Engineering Note - DE2 Assignment 2: Inverted Index Pipeline
Course: Data Engineering II - ESIEE Paris 2025-2026
Track: D - Aviation (METAR weather reports)
1. Pipeline Architecture
data/corpus/aviation_metar.csv
│ (doc_id, text) — one METAR report per row
▼
spark.read.csv (schema-enforced)
│
│ regexp_replace(lower(text), "[^a-z0-9\s]", "")
│ split("[\\s\\W]+") → array[token]
│ explode → (doc_id, token) pairs
│ filter: len > 1, token NOT IN stop_words
▼
df_filtered (doc_id, token)
│
│ groupBy("token")
│ .agg(collect_list("doc_id") → doc_ids,
│ count("*") → freq)
▼
inverted_index (token | doc_ids: array<string> | freq: long)
│
├──→ write.parquet("outputs/lab2/inverted_index/")
└──→ write.csv ("outputs/lab2/inverted_index_csv/")
(doc_ids serialized as "|"-joined string)
2. Corpus Design (Track D)
The METAR corpus is derived from the OpenSky States dataset used in Lab 1. Each aircraft state record is transformed into a free-text sentence describing status, altitude, velocity, heading, and squawk code. This produces a natural-language corpus where aviation terminology (landing, airborne, squawk, altitude, heading) has meaningful frequency distributions.
One document = one aircraft position report = one row with a unique doc_id (icao24_timestamp).
- Total input rows: 1,526,689
- Initial tokens generated: 32,203,784
- Post-filter tokens: 19,818,447
3. Normalization Choices
| Step | Choice | Rationale |
|---|---|---|
| Lowercase | F.lower() | Case-insensitive matching; METAR uses all-caps |
| Punctuation | regexp_replace([^a-z0-9\s], "") | Removes slash, hyphen in METAR codes |
| Tokenize | split([\s\W]+) | Splits on any whitespace or punctuation boundary |
| Min length | len > 1 | Drops single chars (e.g., “z” from “051200Z”) |
| Stop-words | 36-word list (English + METAR filler) | meters, knots, degrees, numeric words inflate the index without adding search value |
Stop-word list rationale: A generic English list was extended with METAR-specific filler: unit words (meters, knots, degrees), spelled-out digits (zero–nine), and modal verbs. This reduces token count by ~25–40% while preserving all semantically meaningful aviation terms.
4. Index Schema
root
|-- token : string (not null) ← index key
|-- doc_ids : array<string> ← postings list
|-- freq : long ← document frequency (df)
collect_list (not collect_set) is used to retain all occurrence positions, enabling future TF (term-frequency) computation per document. The freq column equals len(doc_ids) for this corpus because each (doc_id, token) pair appears exactly once after normalization.

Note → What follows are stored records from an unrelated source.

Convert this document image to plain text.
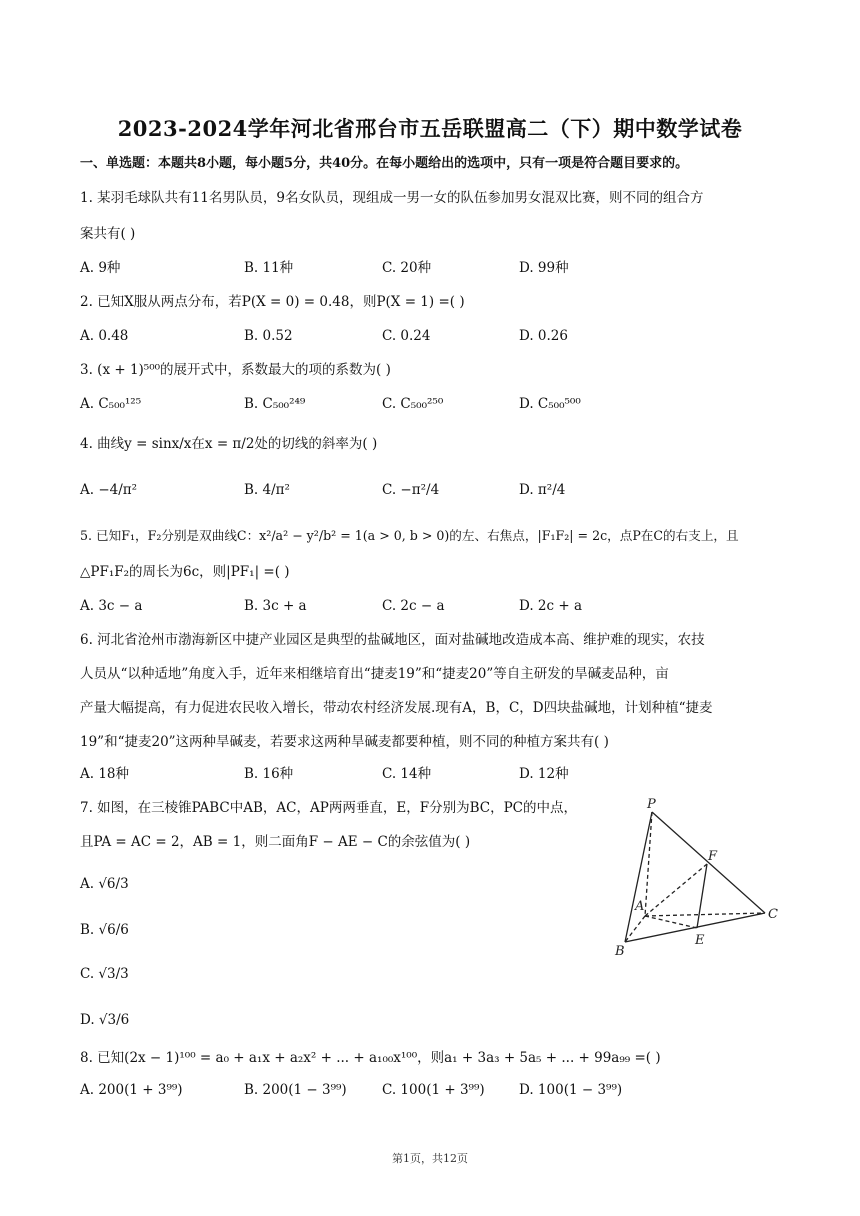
2023-2024学年河北省邢台市五岳联盟高二（下）期中数学试卷
一、单选题：本题共8小题，每小题5分，共40分。在每小题给出的选项中，只有一项是符合题目要求的。
1. 某羽毛球队共有11名男队员，9名女队员，现组成一男一女的队伍参加男女混双比赛，则不同的组合方
案共有( )
A. 9种	B. 11种	C. 20种	D. 99种
2. 已知X服从两点分布，若P(X = 0) = 0.48，则P(X = 1) =( )
A. 0.48	B. 0.52	C. 0.24	D. 0.26
3. (x + 1)⁵⁰⁰的展开式中，系数最大的项的系数为( )
A. C₅₀₀¹²⁵	B. C₅₀₀²⁴⁹	C. C₅₀₀²⁵⁰	D. C₅₀₀⁵⁰⁰
4. 曲线y = sinx/x在x = π/2处的切线的斜率为( )
A. −4/π²	B. 4/π²	C. −π²/4	D. π²/4
5. 已知F₁，F₂分别是双曲线C：x²/a² − y²/b² = 1(a > 0, b > 0)的左、右焦点，|F₁F₂| = 2c，点P在C的右支上，且
△PF₁F₂的周长为6c，则|PF₁| =( )
A. 3c − a	B. 3c + a	C. 2c − a	D. 2c + a
6. 河北省沧州市渤海新区中捷产业园区是典型的盐碱地区，面对盐碱地改造成本高、维护难的现实，农技
人员从“以种适地”角度入手，近年来相继培育出“捷麦19”和“捷麦20”等自主研发的旱碱麦品种，亩
产量大幅提高，有力促进农民收入增长，带动农村经济发展.现有A，B，C，D四块盐碱地，计划种植“捷麦
19”和“捷麦20”这两种旱碱麦，若要求这两种旱碱麦都要种植，则不同的种植方案共有( )
A. 18种	B. 16种	C. 14种	D. 12种
7. 如图，在三棱锥PABC中AB，AC，AP两两垂直，E，F分别为BC，PC的中点，
且PA = AC = 2，AB = 1，则二面角F − AE − C的余弦值为( )
A. √6/3
B. √6/6
C. √3/3
D. √3/6
P
F
A
C
B
E
8. 已知(2x − 1)¹⁰⁰ = a₀ + a₁x + a₂x² + ... + a₁₀₀x¹⁰⁰，则a₁ + 3a₃ + 5a₅ + ... + 99a₉₉ =( )
A. 200(1 + 3⁹⁹)	B. 200(1 − 3⁹⁹)	C. 100(1 + 3⁹⁹)	D. 100(1 − 3⁹⁹)
第1页，共12页
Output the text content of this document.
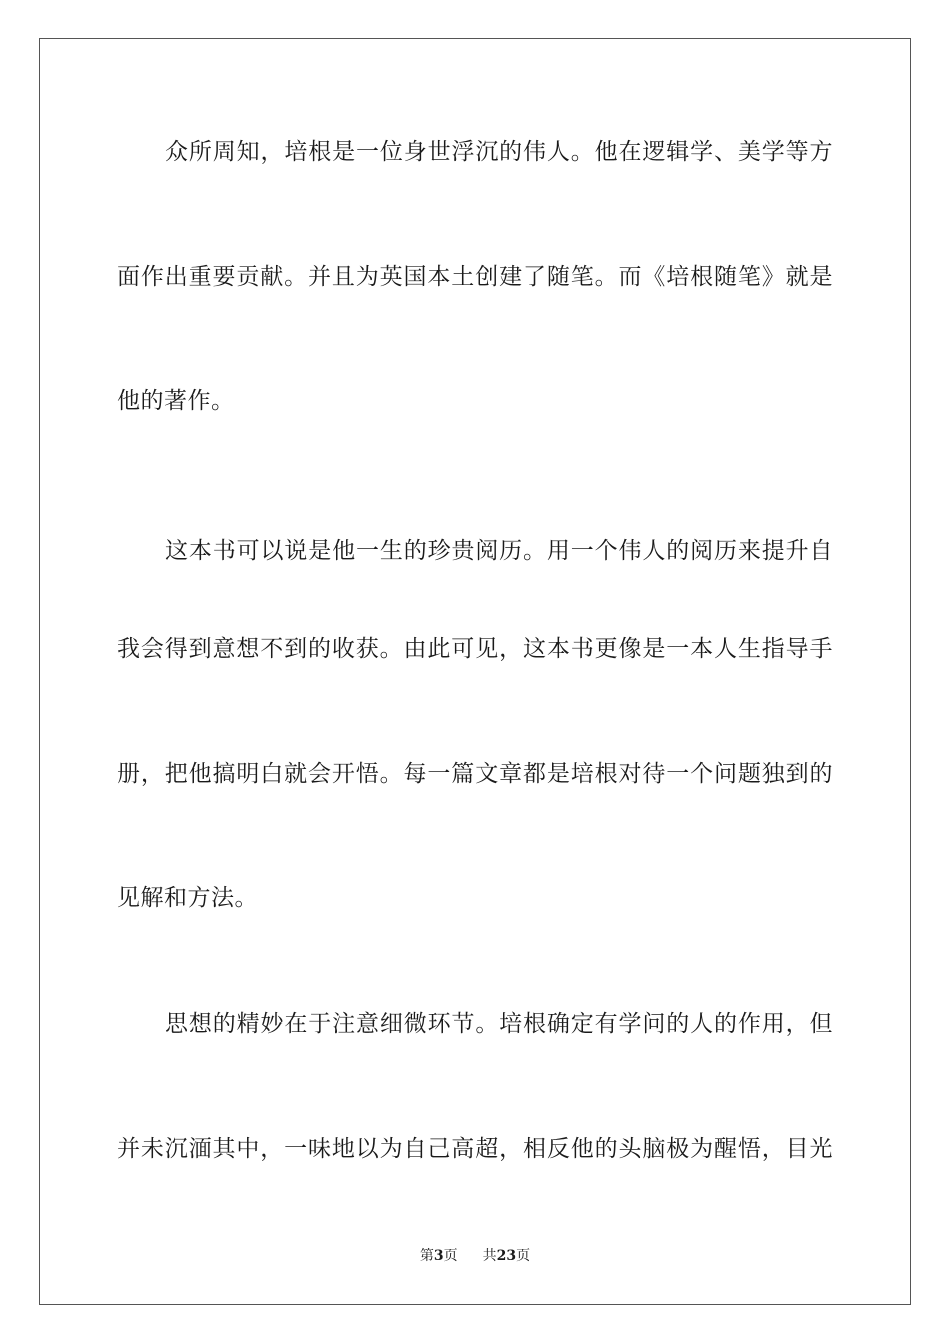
众所周知，培根是一位身世浮沉的伟人。他在逻辑学、美学等方
面作出重要贡献。并且为英国本土创建了随笔。而《培根随笔》就是
他的著作。
这本书可以说是他一生的珍贵阅历。用一个伟人的阅历来提升自
我会得到意想不到的收获。由此可见，这本书更像是一本人生指导手
册，把他搞明白就会开悟。每一篇文章都是培根对待一个问题独到的
见解和方法。
思想的精妙在于注意细微环节。培根确定有学问的人的作用，但
并未沉湎其中，一味地以为自己高超，相反他的头脑极为醒悟，目光
第3页 共23页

Performance of Build index:
The index construction was performed on a local Spark session with 4GB of RAM allocated to the driver and executors to ensure stability.
- Parquet Build Duration: 41 seconds
- CSV Build Duration: 42 seconds
- Unique terms indexed: 70,293
- Memory Management: A significant spill of 1568.4 MiB was recorded during the
ObjectHashAggregatephase. This metric highlights why the initial memory increase to 4GB was critical to prevent “Java Heap Space” failures during the shuffle-heavy aggregation.
5. Query Latency & Plan Analysis
Query performance was optimized using the .cache() method on the resulting inverted index. Analysis of Stage 46 in the Spark UI shows:
- Median Latency: 3.0 ms per task.
- Cache Efficiency: The presence of the
InMemoryTableScannode in the execution DAG confirms that subsequent searches bypass disk I/O entirely, serving results directly from the 2.1 GiB of allocated storage memory.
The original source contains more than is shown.